A MANET is a group of large autonomous wireless nodes interconnecting each other on a peer-to-peer basis in a heterogeneous environment with no pre-define infrastructure. The field of communications networks continues to evolve, a need for wireless connectivity and mobile communication is rapidly emerging. To meet the need for fast and reliable information exchange, communication networks have become an integral part of our society. The success of any corporation largely depends upon its ability to communicate. Ad hoc wireless networks will enhance communication capability significantly by providing connectivity from anywhere at any time, referring to the relatively newly emerging technology pervasive (or ubiquitous) networks. The principle behind ad hoc networking is multi-hop (a scenario of multi-hop will be shown later) relaying, which traces its roots back to 500 B.C. Darius I (533-486 B.C.), the king of Persia, invented an innovative communication system that was used to send messages and news from his capital to the remote provinces of his empire by means of a line of shouting men positioned on tall structures or heights. This system was more than 23 times faster than normal messengers available at that time. The use of ad hoc voice communication was introduced in many ancient/ tribal societies with a string of repeaters of drums, trumpets or horns.

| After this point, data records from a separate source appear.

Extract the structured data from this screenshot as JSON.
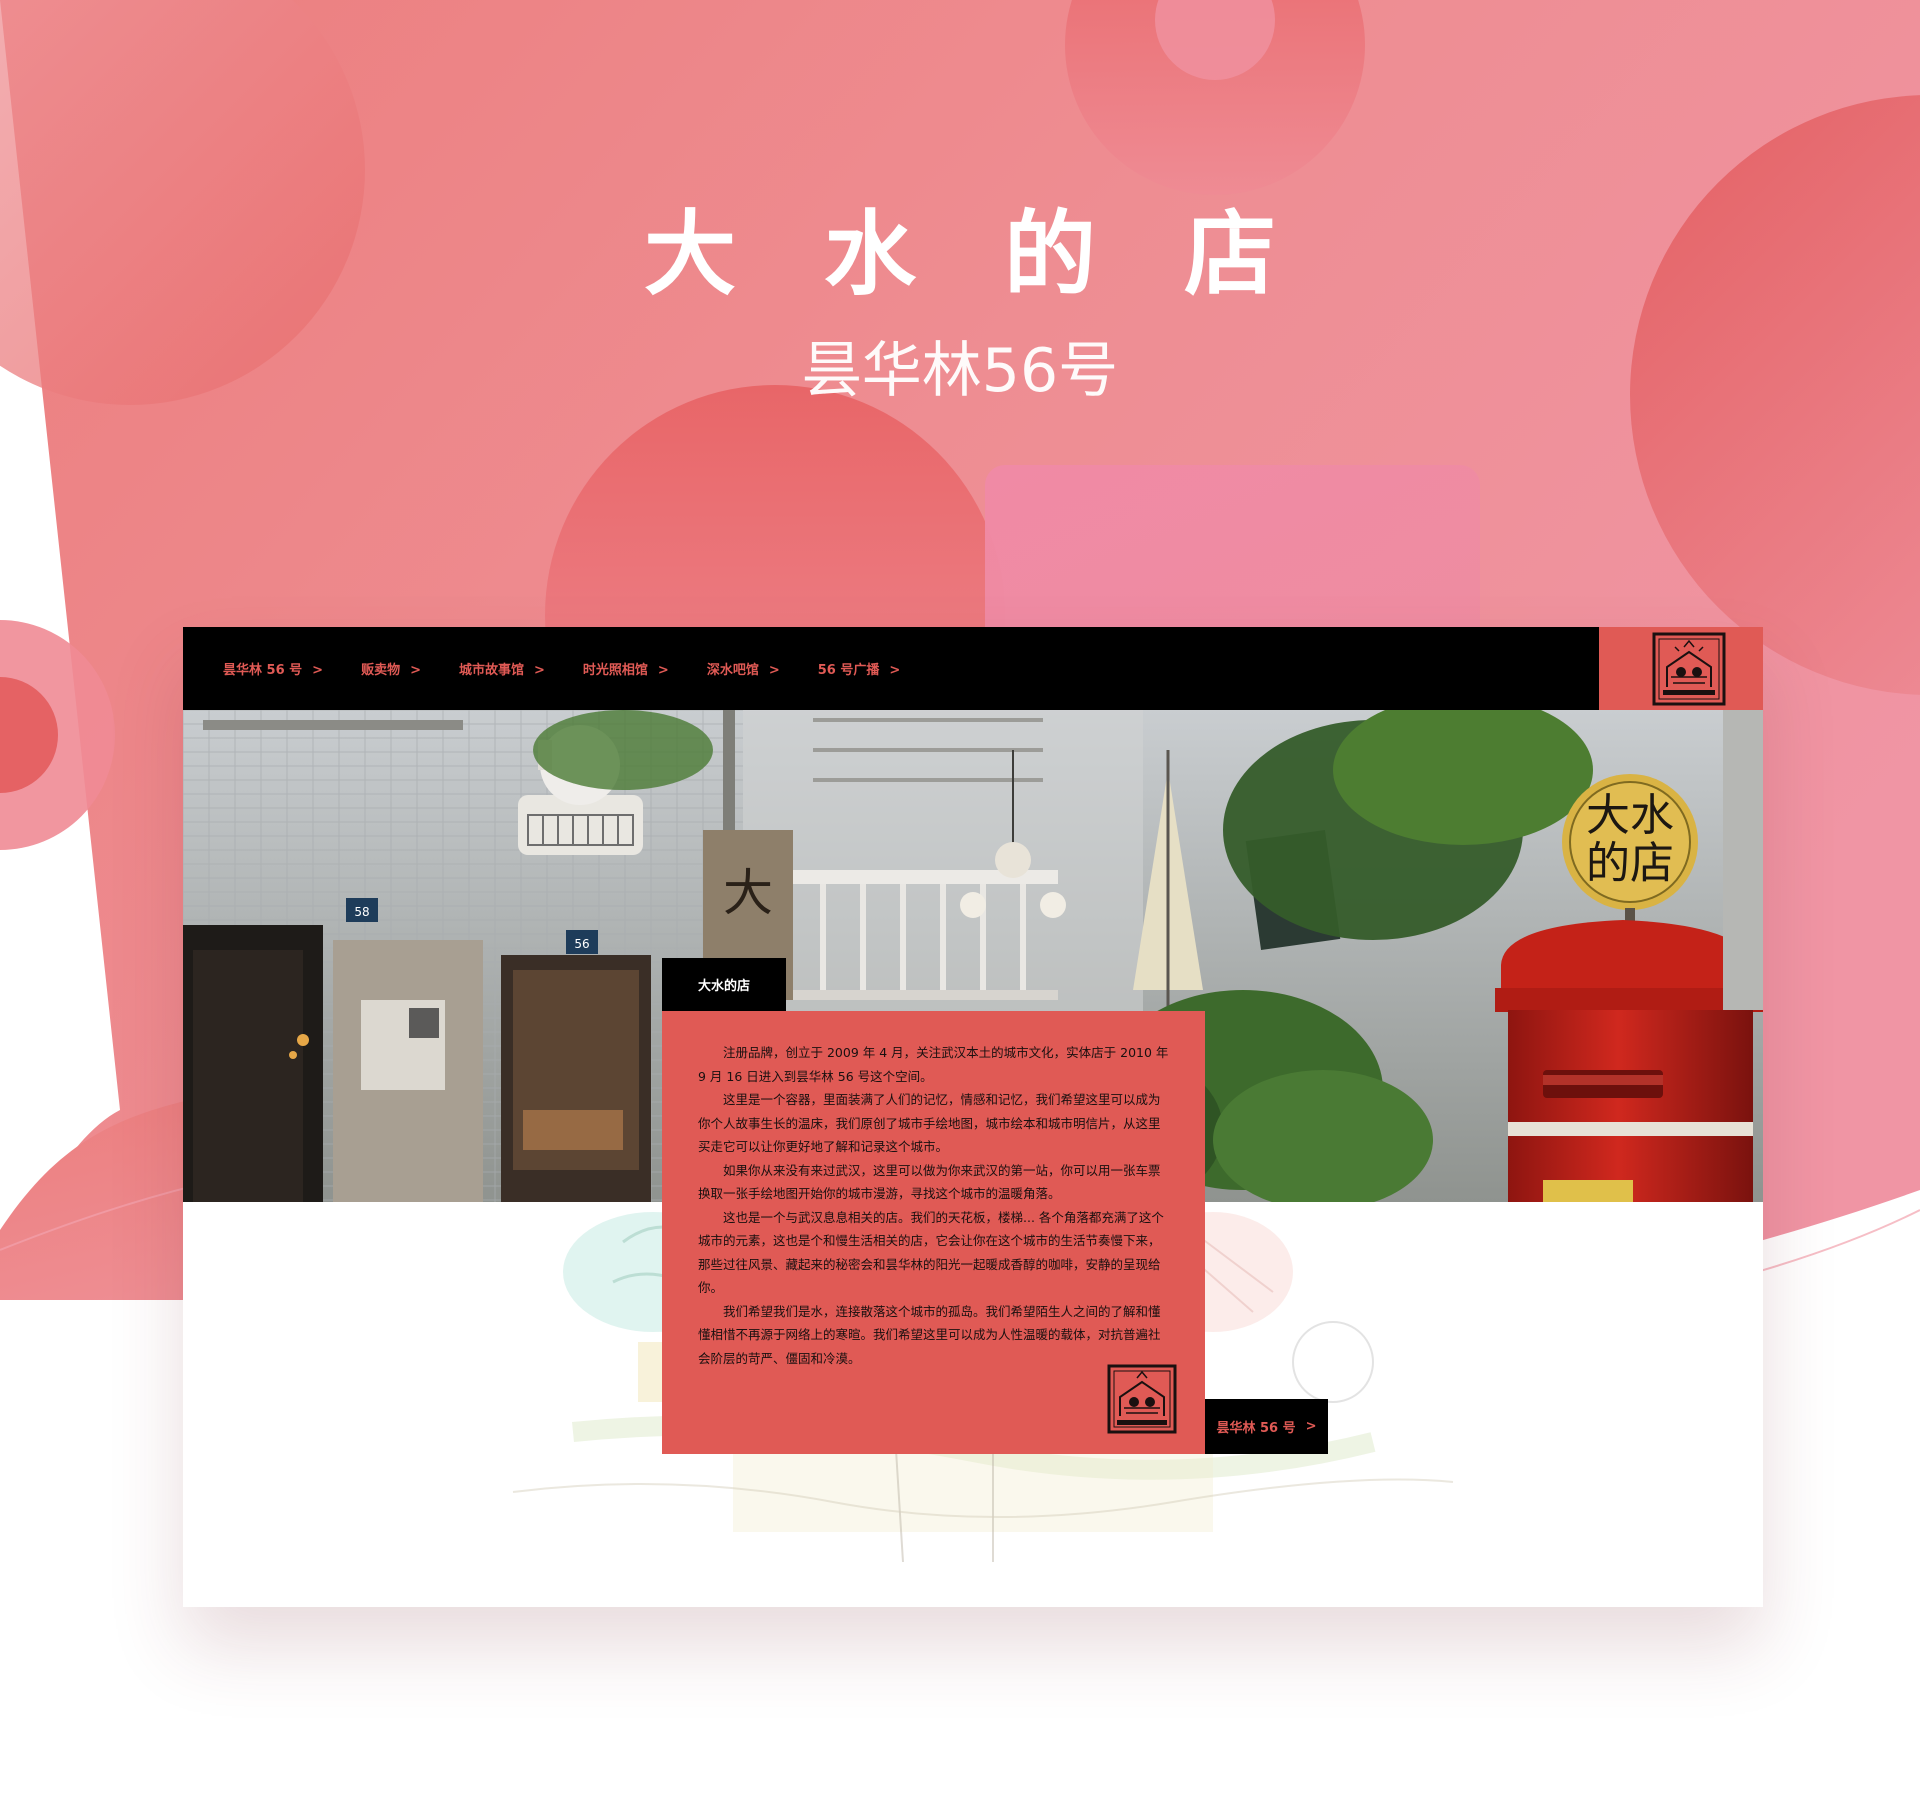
{
  "hero": {
    "title": "大 水 的 店",
    "subtitle": "昙华林56号"
  },
  "nav": {
    "items": [
      {
        "label": "昙华林 56 号",
        "chevron": ">"
      },
      {
        "label": "贩卖物",
        "chevron": ">"
      },
      {
        "label": "城市故事馆",
        "chevron": ">"
      },
      {
        "label": "时光照相馆",
        "chevron": ">"
      },
      {
        "label": "深水吧馆",
        "chevron": ">"
      },
      {
        "label": "56 号广播",
        "chevron": ">"
      }
    ]
  },
  "intro": {
    "tag": "大水的店",
    "paragraphs": [
      "注册品牌，创立于 2009 年 4 月，关注武汉本土的城市文化，实体店于 2010 年 9 月 16 日进入到昙华林 56 号这个空间。",
      "这里是一个容器，里面装满了人们的记忆，情感和记忆，我们希望这里可以成为你个人故事生长的温床，我们原创了城市手绘地图，城市绘本和城市明信片，从这里买走它可以让你更好地了解和记录这个城市。",
      "如果你从来没有来过武汉，这里可以做为你来武汉的第一站，你可以用一张车票换取一张手绘地图开始你的城市漫游，寻找这个城市的温暖角落。",
      "这也是一个与武汉息息相关的店。我们的天花板，楼梯... 各个角落都充满了这个城市的元素，这也是个和慢生活相关的店，它会让你在这个城市的生活节奏慢下来，那些过往风景、藏起来的秘密会和昙华林的阳光一起暖成香醇的咖啡，安静的呈现给你。",
      "我们希望我们是水，连接散落这个城市的孤岛。我们希望陌生人之间的了解和懂懂相惜不再源于网络上的寒暄。我们希望这里可以成为人性温暖的载体，对抗普遍社会阶层的苛严、僵固和冷漠。"
    ],
    "more_link": {
      "label": "昙华林 56 号",
      "chevron": ">"
    }
  },
  "photo": {
    "sign_text": [
      "大水",
      "的店"
    ],
    "door_numbers": [
      "58",
      "56"
    ]
  },
  "colors": {
    "accent": "#e05a55",
    "nav_bg": "#000000",
    "hero_pink": "#ef8a98"
  }
}
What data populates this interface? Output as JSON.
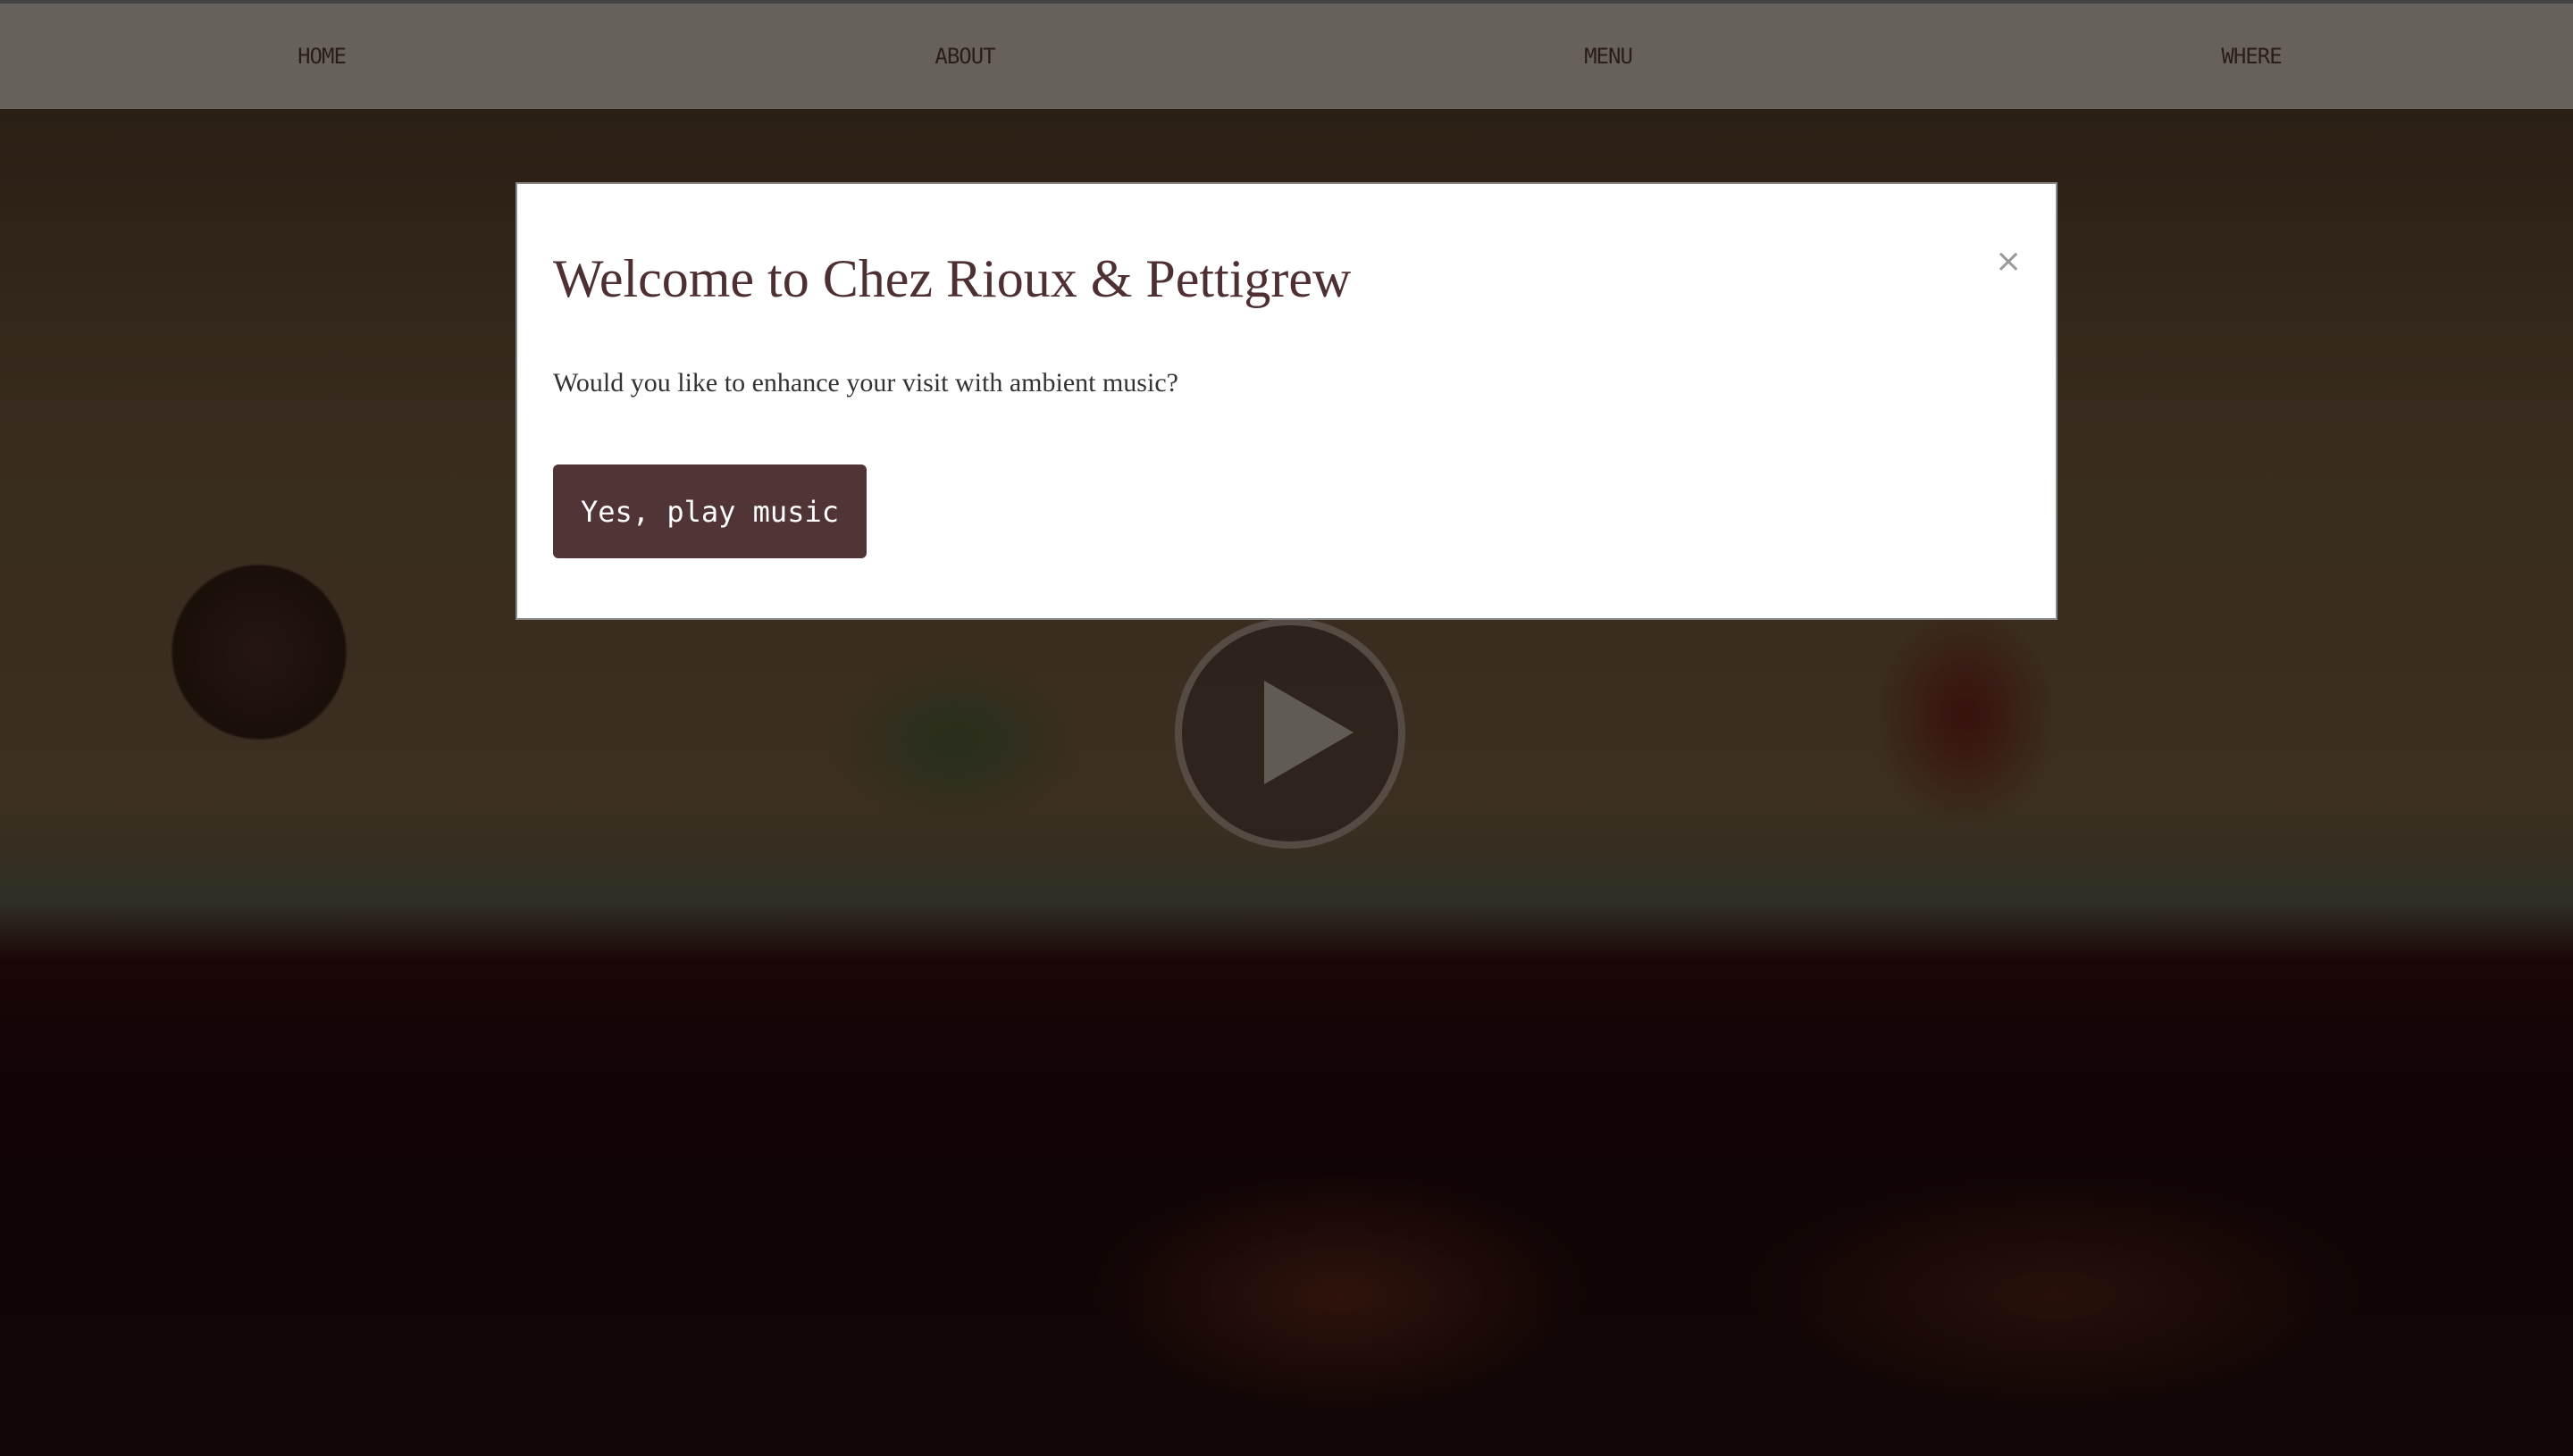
{
  "nav": {
    "items": [
      {
        "label": "HOME"
      },
      {
        "label": "ABOUT"
      },
      {
        "label": "MENU"
      },
      {
        "label": "WHERE"
      }
    ]
  },
  "modal": {
    "title": "Welcome to Chez Rioux & Pettigrew",
    "message": "Would you like to enhance your visit with ambient music?",
    "close_label": "×",
    "confirm_label": "Yes, play music"
  },
  "video": {
    "play_icon": "play-icon"
  },
  "colors": {
    "accent": "#513436",
    "nav_bg": "#66625b",
    "title": "#4e3032"
  }
}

In 1970, DARPA (Defence Advanced Research Project Agency) (Dugan, 2010) had a project known as Packet Radio, where several wireless terminals could communicate with one another on a battlefield. Packet radio extended the concept of packet switching (evolved from point-to-point communication networks) to the domain of broadcast radio networks.

During the 1970s, a group of researchers led by Norman Abramson (and others including N. Gaarder and N. Weldon) invented ALOHAnet (Abramson, 1985), which linked the universities of the Hawaiian Islands together by broadcast property to send/receive data packets in a single radio hop system. Even though ALOHAnet was established for fixed single-hop wireless networks, the ALOHA project led to the development of a multi-hop multiple-access packet radio network (PRNET) under the sponsorship of the Advanced Research Project Agency (ARPA) (Dugan, 2010). Unlike ALOHA, PRNET permits multi-hop communications over a wide geographical area, helping to establish the notion of ad hoc wireless networking in the same year (Mohapatra & Krishnamurth, 2004).